Kapal Selam mini rancangan Dislitbangal. (Foto: Berita HanKam)
19 Nopember 2010, Jakarta -- Kepala Staf TNI Angkatan Laut (KSAL) Laksamana TNI Soeparno menyatakan, TNI Angkatan Laut (AL) membutuhkan tambahan dua unit kapal selam sebagai alat pertahanan dan keamanan seluruh perairan Indonesia.
"Dua unit kapal selam ini memang masih jauh dari kebutuhan ideal apabila dibandingkan dengan luas perairan yang kita miliki," ujar Soeparno kepada wartawan usai memimpin upacara serah terima jabatan Panglima Komando Armada RI Kawasan Barat (Pangrmbar) dari Laksdya TNI Marsetio kepada Laksda TNI Hari Bowo, di Mako Armabar Jakarta, Kamis (18/11). Sementara, Marsetio menempati pos baru sebagai Wakil KSAL.
Setidaknya, dua unit itu patut dipenuhi dalam menghadapi antangann dan ancaman ke depan yang semakin kompleks. Soeparno mengatakan, pemenuhan dua unit kapal selam yang akan ditempatkan di wilayah timur Indonesia tetap mengacu pada minimum essential force (MEF).

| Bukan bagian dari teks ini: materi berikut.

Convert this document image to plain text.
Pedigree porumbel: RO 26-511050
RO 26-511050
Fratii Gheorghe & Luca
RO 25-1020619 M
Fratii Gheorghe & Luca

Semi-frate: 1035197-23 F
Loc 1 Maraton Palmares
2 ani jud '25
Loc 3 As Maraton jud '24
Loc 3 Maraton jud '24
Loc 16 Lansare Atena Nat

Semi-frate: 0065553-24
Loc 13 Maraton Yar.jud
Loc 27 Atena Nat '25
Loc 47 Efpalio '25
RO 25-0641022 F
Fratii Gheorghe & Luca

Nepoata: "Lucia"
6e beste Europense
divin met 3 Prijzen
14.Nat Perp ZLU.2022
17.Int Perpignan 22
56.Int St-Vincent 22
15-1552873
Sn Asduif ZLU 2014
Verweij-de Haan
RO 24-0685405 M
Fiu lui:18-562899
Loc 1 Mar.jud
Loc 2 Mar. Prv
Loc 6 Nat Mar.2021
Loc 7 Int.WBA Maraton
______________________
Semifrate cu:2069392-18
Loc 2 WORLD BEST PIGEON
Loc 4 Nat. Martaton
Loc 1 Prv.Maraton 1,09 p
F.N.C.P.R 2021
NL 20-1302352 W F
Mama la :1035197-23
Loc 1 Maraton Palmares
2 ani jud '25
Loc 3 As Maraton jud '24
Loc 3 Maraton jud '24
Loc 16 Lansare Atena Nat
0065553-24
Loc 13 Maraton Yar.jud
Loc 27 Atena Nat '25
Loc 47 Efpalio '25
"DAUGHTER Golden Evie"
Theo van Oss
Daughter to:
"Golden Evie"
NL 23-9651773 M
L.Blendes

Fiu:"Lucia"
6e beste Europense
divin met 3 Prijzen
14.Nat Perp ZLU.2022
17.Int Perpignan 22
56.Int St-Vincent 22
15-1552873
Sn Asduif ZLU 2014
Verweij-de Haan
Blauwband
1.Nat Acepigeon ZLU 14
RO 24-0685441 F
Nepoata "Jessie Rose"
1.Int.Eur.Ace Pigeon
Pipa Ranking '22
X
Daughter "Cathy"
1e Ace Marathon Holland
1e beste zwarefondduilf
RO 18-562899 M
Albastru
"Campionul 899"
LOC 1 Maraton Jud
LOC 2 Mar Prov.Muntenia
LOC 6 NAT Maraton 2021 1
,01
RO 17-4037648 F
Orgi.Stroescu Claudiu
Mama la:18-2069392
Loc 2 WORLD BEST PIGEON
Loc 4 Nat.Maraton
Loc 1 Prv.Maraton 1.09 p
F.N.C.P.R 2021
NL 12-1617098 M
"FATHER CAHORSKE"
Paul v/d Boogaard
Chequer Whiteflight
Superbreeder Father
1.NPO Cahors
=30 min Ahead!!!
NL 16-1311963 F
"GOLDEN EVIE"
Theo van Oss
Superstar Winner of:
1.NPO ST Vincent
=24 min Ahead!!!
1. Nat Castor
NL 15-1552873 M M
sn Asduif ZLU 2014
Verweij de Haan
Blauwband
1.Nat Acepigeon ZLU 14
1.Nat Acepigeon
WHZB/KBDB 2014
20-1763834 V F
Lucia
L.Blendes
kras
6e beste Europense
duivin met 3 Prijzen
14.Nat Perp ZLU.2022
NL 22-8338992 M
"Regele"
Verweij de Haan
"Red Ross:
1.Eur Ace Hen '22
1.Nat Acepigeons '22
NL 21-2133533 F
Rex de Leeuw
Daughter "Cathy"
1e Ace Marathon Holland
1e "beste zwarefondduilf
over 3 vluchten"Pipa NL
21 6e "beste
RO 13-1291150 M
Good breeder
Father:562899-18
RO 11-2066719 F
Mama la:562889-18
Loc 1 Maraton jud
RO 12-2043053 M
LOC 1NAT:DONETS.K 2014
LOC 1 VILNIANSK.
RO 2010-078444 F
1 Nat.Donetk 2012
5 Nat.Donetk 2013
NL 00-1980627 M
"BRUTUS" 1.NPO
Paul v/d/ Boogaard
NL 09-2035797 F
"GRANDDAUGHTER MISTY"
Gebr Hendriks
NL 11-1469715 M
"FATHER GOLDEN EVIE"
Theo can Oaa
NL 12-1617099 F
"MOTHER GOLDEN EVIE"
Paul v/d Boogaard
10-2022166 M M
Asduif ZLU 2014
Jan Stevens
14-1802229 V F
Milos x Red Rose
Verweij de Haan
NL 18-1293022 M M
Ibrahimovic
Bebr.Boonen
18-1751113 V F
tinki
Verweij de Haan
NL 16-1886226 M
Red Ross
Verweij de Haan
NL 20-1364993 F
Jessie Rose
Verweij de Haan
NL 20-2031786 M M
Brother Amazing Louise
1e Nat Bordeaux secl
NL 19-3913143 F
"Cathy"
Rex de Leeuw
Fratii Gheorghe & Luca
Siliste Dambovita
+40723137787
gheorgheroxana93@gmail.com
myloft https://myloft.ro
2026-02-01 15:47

"Untuk jumlah dan dari negara mana pengadaan kapal selam tersebut, kita menyerahkan sepenuhnya kepada pemerintah. Tentunya, itu akan disesuaikan dengan anggaran yang ada," ujar KSAL.
Dinamika lingkungan strategis masih diwarnai dengan masalah perbatasan negara, pengamanan alur pelayaran, pelanggaran hukum di laut dan penanggulangan bencana alam. Persoalan ini juga masuk wilayah tanggungjawab Koarmabar, yang memiliki permasalahan keamanan maritim yang kompleks dan heterogen.
Fokus ke Laut
Secara terpisah dihubungi Suara Karya, Direktur The National Maritime Institute (NMI) Siswanto Rusdi, mengatakan, orientasi pembangunan tak perlu terfokus pada sektor darat. Seharusnya, pemerintah intensif melakukan pembangunan pada sektor laut.
"Pemerintah kita masih setengah hati untuk mendongkrak pembangunan nasional melalui sektor laut. Pasalnya, pembangunan kita monoton di daratan," ujarnya.
Menurut dia, untuk fokus pada pembangunan maritim harus dimulai dari mengubah cara pandang dan pola fikir pada strategi dan kebijakan pembangunan. Hampir setengah abad, perhatian pemerintah Indonesia larut di sektor darat.
Seharusnya, dikatakan Siswanto, kebijakan pembangunan Indonesia tetap seimbang di darat dan laut sehingga menjadi elaborasi pembangunan yang utuh darat dan laut.
"Yang terjadi sebaliknya. Pasca era pemerintahan Soekarno, pemerintah kita seakan mengabaikan sektor laut. Pembangunan yang dilakukan pemerintah pada sektor maritim terkesan setengah hati atau pelengkap pembangunan saja, ujarnya.